We start with the equation \[ \frac{1+\tan x}{1-\tan x}=\frac{1+\sin 2x}{\cos 2x}. \] **Step 1. Express the left‐hand side as a tangent of a sum** Recall that \[ \tan\left(\frac{\pi}{4}+x\right)=\frac{1+\tan x}{1-\tan x}. \] Thus the left side becomes \[ \tan\left(\frac{\pi}{4}+x\right). \] **Step 2. Rewrite the right‐hand side in terms of \(\tan x\) using double-angle formulas** Let \[ t=\tan x. \] We know the double-angle formulas: \[ \sin2x=\frac{2t}{1+t^2}\quad\text{and}\quad \cos2x=\frac{1-t^2}{1+t^2}. \] Substitute these into the right-hand side: \[ \frac{1+\sin2x}{\cos2x} = \frac{1+\frac{2t}{1+t^2}}{\frac{1-t^2}{1+t^2}} = \frac{\frac{1+t^2+2t}{1+t^2}}{\frac{1-t^2}{1+t^2}} = \frac{1+t^2+2t}{1-t^2}. \] Notice that the numerator is \[ 1+t^2+2t=(t+1)^2, \] and the denominator factors as \[ 1-t^2=(1-t)(1+t). \] Therefore, \[ \frac{1+\sin2x}{\cos2x}=\frac{(t+1)^2}{(1-t)(1+t)}=\frac{t+1}{1-t}, \] which is exactly the same as the expression for the left-hand side: \[ \frac{1+\tan x}{1-\tan x}=\frac{t+1}{1-t}. \] **Step 3. Conclude the equation is an identity** Since the left-hand side and the right-hand side simplify to the same expression (when defined), the equation is true for all \( x \) for which these expressions are defined. **Step 4. Determine the restrictions on \( x \)** The expressions are not defined when any denominator is zero.
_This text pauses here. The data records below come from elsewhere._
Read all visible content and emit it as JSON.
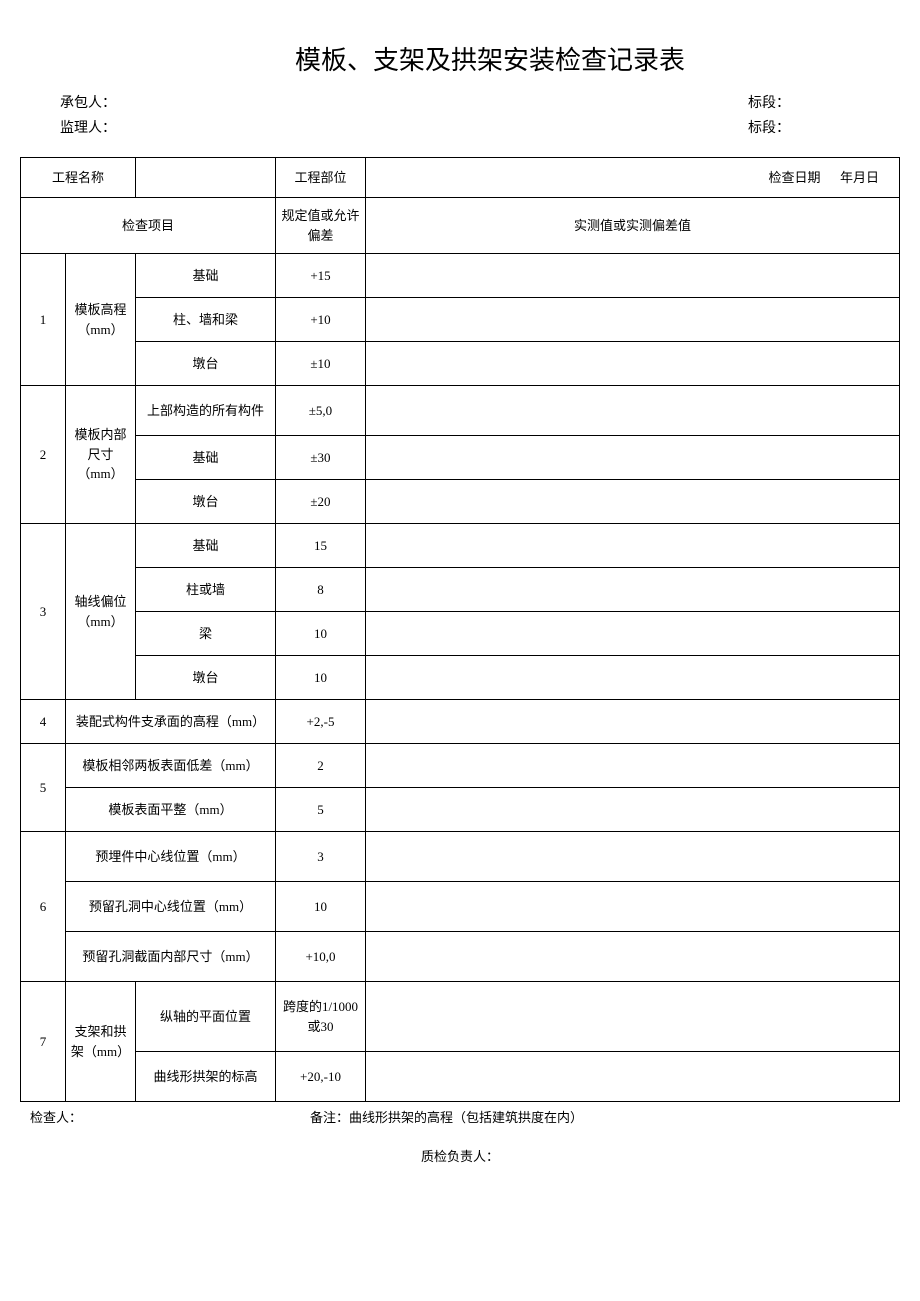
{
  "title": "模板、支架及拱架安装检查记录表",
  "header": {
    "contractor_label": "承包人：",
    "supervisor_label": "监理人：",
    "section_label": "标段："
  },
  "table": {
    "project_name_label": "工程名称",
    "project_name_value": "",
    "project_part_label": "工程部位",
    "project_part_value": "",
    "check_date_label": "检查日期",
    "check_date_value": "年月日",
    "check_item_header": "检查项目",
    "spec_header": "规定值或允许偏差",
    "measured_header": "实测值或实测偏差值",
    "rows": {
      "r1": {
        "num": "1",
        "cat": "模板高程（mm）",
        "items": [
          "基础",
          "柱、墙和梁",
          "墩台"
        ],
        "specs": [
          "+15",
          "+10",
          "±10"
        ]
      },
      "r2": {
        "num": "2",
        "cat": "模板内部尺寸（mm）",
        "items": [
          "上部构造的所有构件",
          "基础",
          "墩台"
        ],
        "specs": [
          "±5,0",
          "±30",
          "±20"
        ]
      },
      "r3": {
        "num": "3",
        "cat": "轴线偏位（mm）",
        "items": [
          "基础",
          "柱或墙",
          "梁",
          "墩台"
        ],
        "specs": [
          "15",
          "8",
          "10",
          "10"
        ]
      },
      "r4": {
        "num": "4",
        "item": "装配式构件支承面的高程（mm）",
        "spec": "+2,-5"
      },
      "r5": {
        "num": "5",
        "items": [
          "模板相邻两板表面低差（mm）",
          "模板表面平整（mm）"
        ],
        "specs": [
          "2",
          "5"
        ]
      },
      "r6": {
        "num": "6",
        "items": [
          "预埋件中心线位置（mm）",
          "预留孔洞中心线位置（mm）",
          "预留孔洞截面内部尺寸（mm）"
        ],
        "specs": [
          "3",
          "10",
          "+10,0"
        ]
      },
      "r7": {
        "num": "7",
        "cat": "支架和拱架（mm）",
        "items": [
          "纵轴的平面位置",
          "曲线形拱架的标高"
        ],
        "specs": [
          "跨度的1/1000 或30",
          "+20,-10"
        ]
      }
    }
  },
  "footer": {
    "inspector_label": "检查人：",
    "remark": "备注：曲线形拱架的高程（包括建筑拱度在内）",
    "qc_label": "质检负责人："
  }
}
We have two restrictions: 1. From the left-hand side: \[ 1-\tan x \neq 0 \quad\Rightarrow\quad \tan x \neq 1. \] This implies \[ x \neq \frac{\pi}{4}+k\pi,\quad k\in \mathbb{Z}. \] 2. From the right-hand side: \[ \cos2x \neq 0. \] This means \[ 2x\neq \frac{\pi}{2}+k\pi,\quad k\in \mathbb{Z}\quad \Rightarrow\quad x\neq\frac{\pi}{4}+\frac{k\pi}{2},\quad k\in \mathbb{Z}. \] Thus, the equation holds for all \( x \) except when \[ x=\frac{\pi}{4}+\frac{k\pi}{2},\quad k\in \mathbb{Z}. \] **Final Answer** The given equation holds for all real \( x \) with the restriction \[ x\neq\frac{\pi}{4}+\frac{k\pi}{2},\quad k\in \mathbb{Z}. \]